1870s-era ship exposed as water levels recede
Jul 21, 2015 at 11:54 AM
Valerie van Heest, director of Michigan Shipwreck Research Associates, joined other local history experts on the island Friday to see a newly discovered shipwreck. They took photographs and measurements to determine its identity.
“It’s a ghost that’s come from the past and revealed itself after all these years,” van Heest said. “It’s unfortunate that it took this horrible low water level to do this. But, for our organization, we’re going to try and get out and look at all the wrecks that have exposed themselves.”
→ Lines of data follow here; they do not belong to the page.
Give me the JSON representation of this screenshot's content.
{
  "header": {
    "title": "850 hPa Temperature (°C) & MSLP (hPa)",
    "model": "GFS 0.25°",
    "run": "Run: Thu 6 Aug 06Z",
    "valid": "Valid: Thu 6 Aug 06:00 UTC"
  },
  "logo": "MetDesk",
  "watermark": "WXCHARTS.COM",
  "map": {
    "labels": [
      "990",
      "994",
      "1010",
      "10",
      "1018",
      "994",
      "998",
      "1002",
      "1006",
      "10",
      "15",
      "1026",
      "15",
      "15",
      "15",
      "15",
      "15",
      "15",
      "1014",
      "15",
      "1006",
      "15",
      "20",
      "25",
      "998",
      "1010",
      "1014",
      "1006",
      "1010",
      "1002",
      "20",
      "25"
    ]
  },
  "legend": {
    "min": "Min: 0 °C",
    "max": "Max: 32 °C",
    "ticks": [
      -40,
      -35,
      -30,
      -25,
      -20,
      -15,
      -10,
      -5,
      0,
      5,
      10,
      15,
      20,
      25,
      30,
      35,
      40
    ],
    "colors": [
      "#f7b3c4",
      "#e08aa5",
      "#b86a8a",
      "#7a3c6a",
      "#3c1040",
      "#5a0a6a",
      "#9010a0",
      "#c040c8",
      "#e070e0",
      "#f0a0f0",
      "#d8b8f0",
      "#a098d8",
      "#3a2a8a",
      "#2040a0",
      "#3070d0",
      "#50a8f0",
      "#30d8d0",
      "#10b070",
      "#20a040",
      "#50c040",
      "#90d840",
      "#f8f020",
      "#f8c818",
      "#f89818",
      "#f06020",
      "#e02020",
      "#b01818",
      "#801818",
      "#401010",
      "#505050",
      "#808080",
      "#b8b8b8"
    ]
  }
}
The wreck lies just east of the Harbor Island boat launch in an area typically covered with water. Van Heest said the wreck joins four others that lay on the west side of the boat launch — a schooner, a double-ended vessel and two barges.
“I think the jury is still out as to a name,” van Heest said. “I think we feel very confident that it was a very large steamer.”
The ship was likely 200 feet long, van Heest said. The measurements taken Friday showed that 165 feet of the old ship was exposed.
Van Heest said there are metal strappings along the ship, which points to it being built or refabricated in the 1870s.
“Now that we have a potential date and a length, now we can start to narrow down a potential identity,” she said.
Van Heest will work with local historians to find potential names.